No one has mentioned the role played by computer mags.  I have subscribed to 4 
since 1985, and they’ve been tremendously helpful.  Talk about keeping you in 
the mainstream.  come to think of it, Popular Computing (circa 1985) introduced 
me to my first screen reader.  It helps to know what’s going on in the wider 
tech world, and how it relates to us.

Ted

From: Brian Vogel [mailto:[email protected]]
Sent: Thursday, February 04, 2016 4:53 PM
To: [email protected]
Subject: Re: Improving my teaching approach and/or sensitivity

On Thu, Feb 4, 2016 at 01:34 pm, Jean Menzies 
<[email protected]<mailto:[email protected]>> wrote:
I agree with the poster that a more appropriate use of language here would be 
to “select” something, etc.
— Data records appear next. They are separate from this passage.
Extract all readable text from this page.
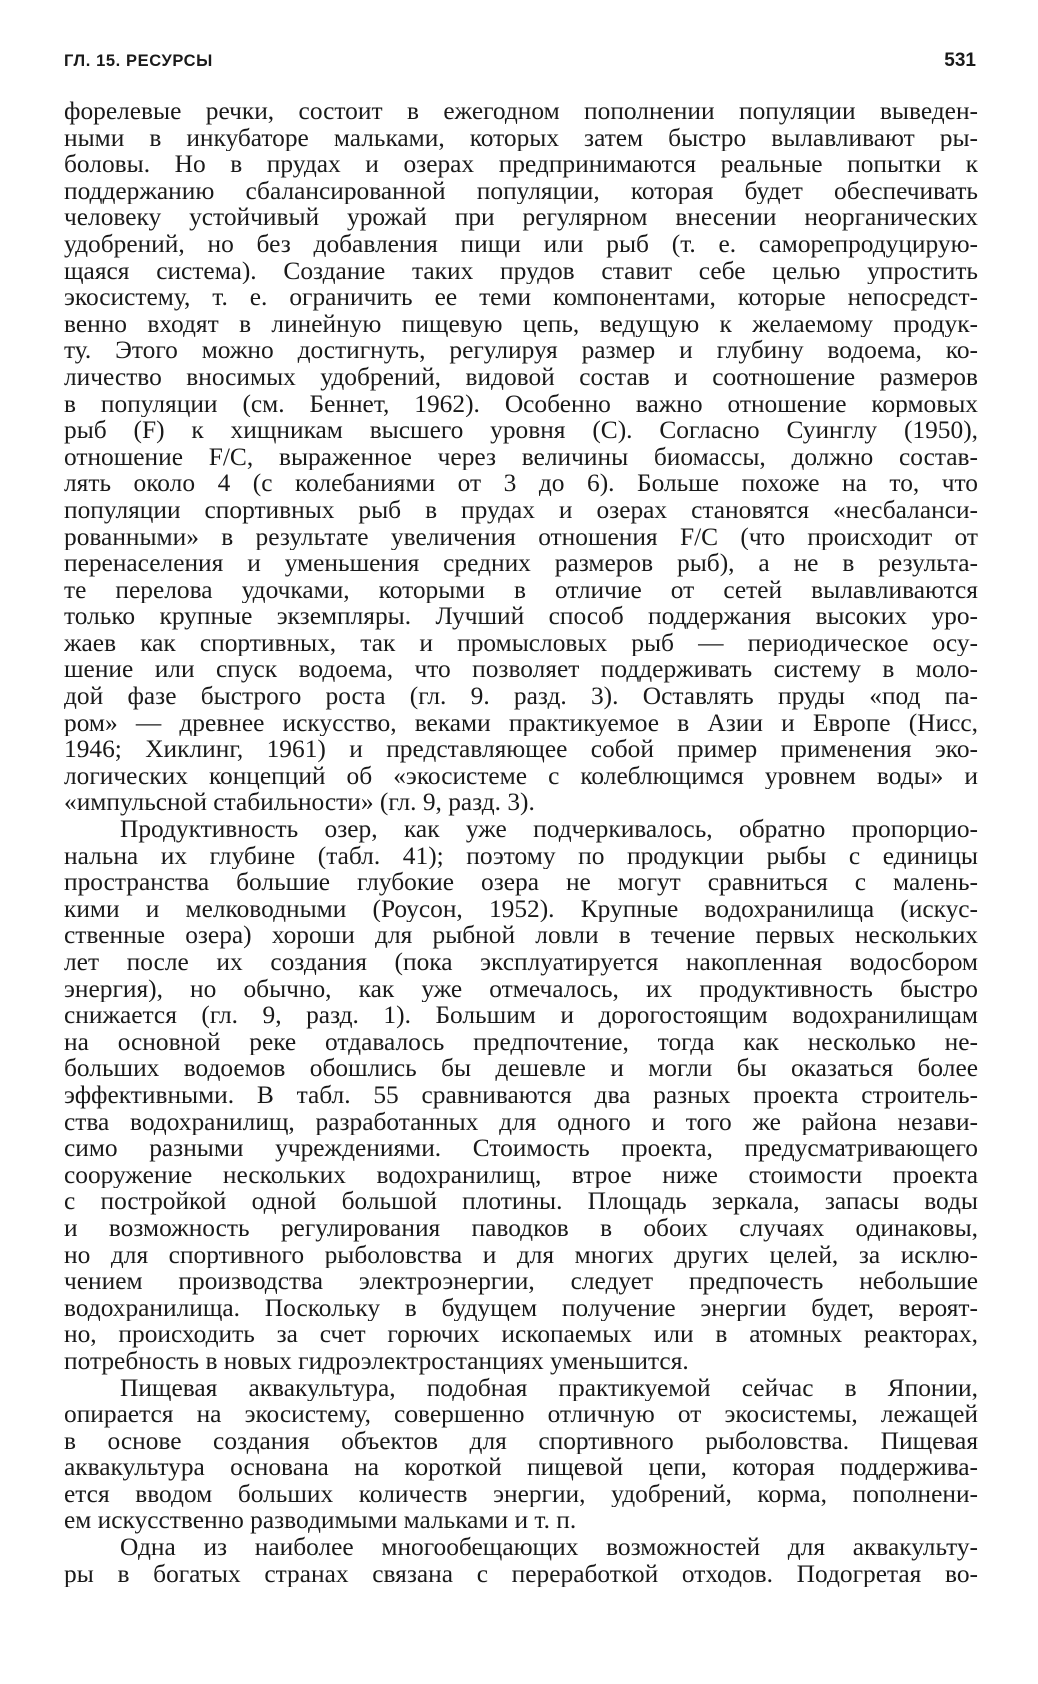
ГЛ. 15. РЕСУРСЫ	531
форелевые речки, состоит в ежегодном пополнении популяции выведен-
ными в инкубаторе мальками, которых затем быстро вылавливают ры-
боловы. Но в прудах и озерах предпринимаются реальные попытки к
поддержанию сбалансированной популяции, которая будет обеспечивать
человеку устойчивый урожай при регулярном внесении неорганических
удобрений, но без добавления пищи или рыб (т. е. саморепродуцирую-
щаяся система). Создание таких прудов ставит себе целью упростить
экосистему, т. е. ограничить ее теми компонентами, которые непосредст-
венно входят в линейную пищевую цепь, ведущую к желаемому продук-
ту. Этого можно достигнуть, регулируя размер и глубину водоема, ко-
личество вносимых удобрений, видовой состав и соотношение размеров
в популяции (см. Беннет, 1962). Особенно важно отношение кормовых
рыб (F) к хищникам высшего уровня (C). Согласно Суинглу (1950),
отношение F/C, выраженное через величины биомассы, должно состав-
лять около 4 (с колебаниями от 3 до 6). Больше похоже на то, что
популяции спортивных рыб в прудах и озерах становятся «несбаланси-
рованными» в результате увеличения отношения F/C (что происходит от
перенаселения и уменьшения средних размеров рыб), а не в результа-
те перелова удочками, которыми в отличие от сетей вылавливаются
только крупные экземпляры. Лучший способ поддержания высоких уро-
жаев как спортивных, так и промысловых рыб — периодическое осу-
шение или спуск водоема, что позволяет поддерживать систему в моло-
дой фазе быстрого роста (гл. 9. разд. 3). Оставлять пруды «под па-
ром» — древнее искусство, веками практикуемое в Азии и Европе (Нисс,
1946; Хиклинг, 1961) и представляющее собой пример применения эко-
логических концепций об «экосистеме с колеблющимся уровнем воды» и
«импульсной стабильности» (гл. 9, разд. 3).
Продуктивность озер, как уже подчеркивалось, обратно пропорцио-
нальна их глубине (табл. 41); поэтому по продукции рыбы с единицы
пространства большие глубокие озера не могут сравниться с малень-
кими и мелководными (Роусон, 1952). Крупные водохранилища (искус-
ственные озера) хороши для рыбной ловли в течение первых нескольких
лет после их создания (пока эксплуатируется накопленная водосбором
энергия), но обычно, как уже отмечалось, их продуктивность быстро
снижается (гл. 9, разд. 1). Большим и дорогостоящим водохранилищам
на основной реке отдавалось предпочтение, тогда как несколько не-
больших водоемов обошлись бы дешевле и могли бы оказаться более
эффективными. В табл. 55 сравниваются два разных проекта строитель-
ства водохранилищ, разработанных для одного и того же района незави-
симо разными учреждениями. Стоимость проекта, предусматривающего
сооружение нескольких водохранилищ, втрое ниже стоимости проекта
с постройкой одной большой плотины. Площадь зеркала, запасы воды
и возможность регулирования паводков в обоих случаях одинаковы,
но для спортивного рыболовства и для многих других целей, за исклю-
чением производства электроэнергии, следует предпочесть небольшие
водохранилища. Поскольку в будущем получение энергии будет, вероят-
но, происходить за счет горючих ископаемых или в атомных реакторах,
потребность в новых гидроэлектростанциях уменьшится.
Пищевая аквакультура, подобная практикуемой сейчас в Японии,
опирается на экосистему, совершенно отличную от экосистемы, лежащей
в основе создания объектов для спортивного рыболовства. Пищевая
аквакультура основана на короткой пищевой цепи, которая поддержива-
ется вводом больших количеств энергии, удобрений, корма, пополнени-
ем искусственно разводимыми мальками и т. п.
Одна из наиболее многообещающих возможностей для аквакульту-
ры в богатых странах связана с переработкой отходов. Подогретая во-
In other words, name the action/result, rather than 
referencing it through sighted jargon.

 Jean,

          At this point I'm convinced that, on both sides [so to speak - this 
isn't a battle, it's an exchange of ideas] there is some talking past each 
other going on.

          I will say this, then I am going to let it go.  I often, probably 
more often than not, say "select" something when that's what I want someone to 
do.  I do, occasionally, slip and say "click on" something when I would 
generally say "select" in the context of tutoring.  It simply happens.  I've 
been a classroom instructor, too, and you just find yourself occasionally (and, 
in that situation, almost exclusively) using the jargon of the majority, and 
when it comes to graphical user interfaces that majority is the sighted and the 
jargon relates to what they (I/we) do.  I am, however, acutely aware of the 
context shift when I'm doing private tutoring and adjust accordingly.

          All I'm saying is that I think it's essential to teach my students 
that should I, or anyone else assisting them, for that matter, say "click on" 
something that this means "select" something.  I'm not doing anyone any favors 
by assiduously avoiding any incursion of the most common computer use 
terminology because my student so happens to be using a screen reader.  I'm 
doing them a disservice if I don't make the connection clear between what they 
will hear far more commonly and what that means practically.

          Now, from just what I've learned here, I'm actually shocked at how 
few people have ever been formally taught about context menus and their 
invocation via the right mouse click, whether one is using an actual mouse or 
alternate input device to generate it.  These menus are things of beauty, and 
high efficiency, because they generally are:

  1.  presented as true menus, which virtually every screen-reader user on this 
forum has claimed they like best.
  2.  present only the things that are possible for the object type you have 
focus on (though there can be stippled out items if their actual use is not 
possible given the confluence of circumstances at that moment).

          And, finally, so that I can have people storming all over me and 
decrying my breathing their air, it's about my making my students maximally 
functional in the computer world, not the JAWS world, as far as I'm concerned.  
That means making sure that they understand concepts that others do one way 
that they will do another, but so that when that concept is named that other 
way they absolutely know what that means functionally to them.  You can't, and 
shouldn't, expect to operate in an assistive technology bubble.